Fils de ma mère, je n’en suis pas néanmoins le père de celle-ci ; qui suis-je ?
La ville d’Alexandrie voudrait récompenser les citoyens Antipater, Thémistius et Nicomède qui lui ont rendu d’éminents services dans des registres différents ; le trésorier doit remettre à Antipater le même nombre de pièces d’or ou d’argent qu’à Nicomède plus le tiers de ce qui reviendra à Thémistius, à Nicomède la même somme qu’à Thémistius plus le tiers de ce qu’a reçu Antipater, or Thémistius recevra dix pièces plus le tiers de la part de Nicomède. Combien de pièces d’or et d’argent le trésorier devra-t-il débloquer et remettre à chacun en sachant qu’une pièce d’or vaut deux pièces d’argent ? »
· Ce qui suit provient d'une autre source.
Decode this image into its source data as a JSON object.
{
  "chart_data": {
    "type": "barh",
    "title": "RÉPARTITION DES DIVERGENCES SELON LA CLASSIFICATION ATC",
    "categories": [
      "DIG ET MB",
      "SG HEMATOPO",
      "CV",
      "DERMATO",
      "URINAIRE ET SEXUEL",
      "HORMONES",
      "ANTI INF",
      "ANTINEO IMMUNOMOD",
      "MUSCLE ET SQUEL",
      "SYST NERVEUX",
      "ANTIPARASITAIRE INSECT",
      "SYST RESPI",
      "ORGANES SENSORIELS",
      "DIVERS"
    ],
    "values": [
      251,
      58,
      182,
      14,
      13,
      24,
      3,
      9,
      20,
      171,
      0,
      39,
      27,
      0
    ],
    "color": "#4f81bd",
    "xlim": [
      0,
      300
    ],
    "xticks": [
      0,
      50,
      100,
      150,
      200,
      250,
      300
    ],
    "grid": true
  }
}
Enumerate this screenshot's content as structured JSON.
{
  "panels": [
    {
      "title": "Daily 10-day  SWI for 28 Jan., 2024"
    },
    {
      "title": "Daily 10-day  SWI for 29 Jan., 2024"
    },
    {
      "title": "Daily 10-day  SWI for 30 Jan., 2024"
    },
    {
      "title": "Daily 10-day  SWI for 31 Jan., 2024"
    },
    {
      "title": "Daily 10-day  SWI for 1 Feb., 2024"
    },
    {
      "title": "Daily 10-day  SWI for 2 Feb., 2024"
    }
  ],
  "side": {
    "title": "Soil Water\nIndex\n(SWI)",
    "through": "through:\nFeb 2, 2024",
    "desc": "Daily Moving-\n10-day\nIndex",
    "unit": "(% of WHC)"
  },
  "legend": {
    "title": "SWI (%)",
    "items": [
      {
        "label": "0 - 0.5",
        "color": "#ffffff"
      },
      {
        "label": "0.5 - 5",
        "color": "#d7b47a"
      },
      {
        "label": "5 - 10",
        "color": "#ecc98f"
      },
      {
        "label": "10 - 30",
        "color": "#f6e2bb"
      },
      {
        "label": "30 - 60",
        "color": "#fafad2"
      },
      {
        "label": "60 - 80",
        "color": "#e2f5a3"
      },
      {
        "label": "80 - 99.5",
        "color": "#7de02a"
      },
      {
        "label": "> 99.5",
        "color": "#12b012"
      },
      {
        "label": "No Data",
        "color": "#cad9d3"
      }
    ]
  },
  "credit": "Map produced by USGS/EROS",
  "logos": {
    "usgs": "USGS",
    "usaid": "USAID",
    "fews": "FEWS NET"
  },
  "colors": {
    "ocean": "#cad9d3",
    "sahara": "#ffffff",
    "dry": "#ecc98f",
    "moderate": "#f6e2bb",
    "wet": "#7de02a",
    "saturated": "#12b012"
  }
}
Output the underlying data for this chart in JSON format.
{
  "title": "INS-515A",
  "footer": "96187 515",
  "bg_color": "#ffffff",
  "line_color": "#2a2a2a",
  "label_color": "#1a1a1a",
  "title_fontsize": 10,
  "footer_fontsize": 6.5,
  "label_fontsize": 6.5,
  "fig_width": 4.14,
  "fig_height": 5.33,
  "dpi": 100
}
Elle répondit : « la fumée » pour la première question, « le jour » pour la suivante, enfin « vingt-deux pièces d’or et une pièce d’argent à Thémistius, trente-sept d’or et une d’argent à Nicomède, et enfin quarante-cinq d’or à Antipater ; soit cent –quatre pièces d’or et deux d’argent. » Il faut dire que fille de riche, l’enfant avait reçu une solide éducation en mathématique, musique et danse. Hélas ! Hélas ! Trois fois hélas !... impardonnable dommage à l’encontre de la gent masculine, elle sacrifia sa virginité à Jésus. Femme travestie en homme pendant trente-huit ans afin de vivre sa foi ? Homme redevenu femme durant trois jours dans le but de consoler son père  qu’il convainquit de constater de visu en procédant par lui-même à la toilette de la dépouille de celle qui se présentait comme sa fille, la véracité du genre de celle-ci ?

Assurément les Euphrosyne sont sphinges incarnées. De surcroît on les dit un brin hystériques, quelque peu dissimulatrices et castratrices. Je n’aime point cela : il me faut lui trouver une autre appellation. N’est-elle pas fille du 1er janvier, à cheval entre ce qui a été et ce qui sera ? De ce nom que j’entends pour la première fois je veux faire quelque chose de nouveau m’appartenant en propre insu de tous, l’intéressée comprise ; secret à ne partager qu’avec mon verre de boganda ; aussi, ayant pris chaque lettre de ce prénom à la forme alléchante mais au fond repoussant, l’ai-je lancée en l’air au milieu de ses congénères de l’alphabet, puis multipliant certaines et mélangeant le tout tel un jongleur magicien, ai-je recueilli Rose Irène Sophie.